Given \(n\) points \(q_1, ..., q_n\) in the Euclidean plane that forms a convex \(n\)-gon \(P\). Find a triangulation of \(P\) such that the sum \(S_C\) of the lengths of the \(n-3\) chords is minimized. Alternatively, find the triangulation \(P\) such that the sum \(S_p\) of the perimeters of the \(n-2\) triangles is minimized (if you solve one of these, you have solved both, since if \(L\) is the perimeter of \(P\), \(S_p=L+2S_C\)). We will work with the second version.
Aside: Using Catalan Numbers, \(C_n = \frac{1}{n+1} \binom{2n}{n}\) is the number of triangulations of a convex polygon with \(n+2\) vertices.
The edge \(q_nq_1\) is in a triangle with a third vertex \(q_k\) whree \(k \in \{2, ..., n-1\}\).
For a given \(k\), we have:
The optimal solution will consist of the optimal solutions for subproblems 2 and 3, along with the triangle in 1.

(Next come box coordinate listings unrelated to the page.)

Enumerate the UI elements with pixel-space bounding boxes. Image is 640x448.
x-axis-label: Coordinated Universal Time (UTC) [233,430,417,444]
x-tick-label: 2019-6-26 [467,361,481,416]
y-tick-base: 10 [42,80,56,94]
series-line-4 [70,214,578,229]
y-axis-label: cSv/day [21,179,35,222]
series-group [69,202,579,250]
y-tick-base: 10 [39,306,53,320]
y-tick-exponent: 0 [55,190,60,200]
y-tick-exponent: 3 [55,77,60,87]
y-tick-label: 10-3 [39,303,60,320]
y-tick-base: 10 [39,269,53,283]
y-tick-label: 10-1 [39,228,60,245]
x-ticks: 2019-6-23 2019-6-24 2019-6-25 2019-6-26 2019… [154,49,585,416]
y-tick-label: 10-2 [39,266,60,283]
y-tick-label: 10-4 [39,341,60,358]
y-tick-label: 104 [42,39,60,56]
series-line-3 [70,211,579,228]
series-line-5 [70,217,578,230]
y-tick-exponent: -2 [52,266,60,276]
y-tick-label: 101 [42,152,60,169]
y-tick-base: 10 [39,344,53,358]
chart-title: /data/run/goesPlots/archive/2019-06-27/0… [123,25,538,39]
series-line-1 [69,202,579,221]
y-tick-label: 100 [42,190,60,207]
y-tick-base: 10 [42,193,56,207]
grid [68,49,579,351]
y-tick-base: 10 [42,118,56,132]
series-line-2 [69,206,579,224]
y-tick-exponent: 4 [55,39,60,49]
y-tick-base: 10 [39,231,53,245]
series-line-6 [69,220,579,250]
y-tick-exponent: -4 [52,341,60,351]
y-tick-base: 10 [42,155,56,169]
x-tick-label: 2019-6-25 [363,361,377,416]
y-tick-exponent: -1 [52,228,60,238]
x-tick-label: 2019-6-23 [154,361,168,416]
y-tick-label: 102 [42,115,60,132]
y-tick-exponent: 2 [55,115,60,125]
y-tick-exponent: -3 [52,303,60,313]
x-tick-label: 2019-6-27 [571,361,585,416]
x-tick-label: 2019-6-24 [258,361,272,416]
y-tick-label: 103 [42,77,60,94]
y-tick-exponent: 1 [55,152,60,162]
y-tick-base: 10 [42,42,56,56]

For \(1 \le i \lt j \le n\), let \(S[i, j]\) be the optimal solution to the subproblem consisting of the polygon with vertices \(q_i, ..., q_j\). Let \(\Delta(q_i, q_k, q_j)\) be the perimeter of the triangle with vertices \(q_i, q_k, q_j\).
We have the recurrence relation:
\[S[i,j] = \min\{\Delta(q_i, q_k, q_j) + S[i,k] + S[k,j] : i \lt k \lt j\}\]
The base cases are given by \(S[i, i+1] = 0 \forall i\).
Compute all \(S[i,j]\) with \(j-i=c\) for \(c=2,3,...,n-1\).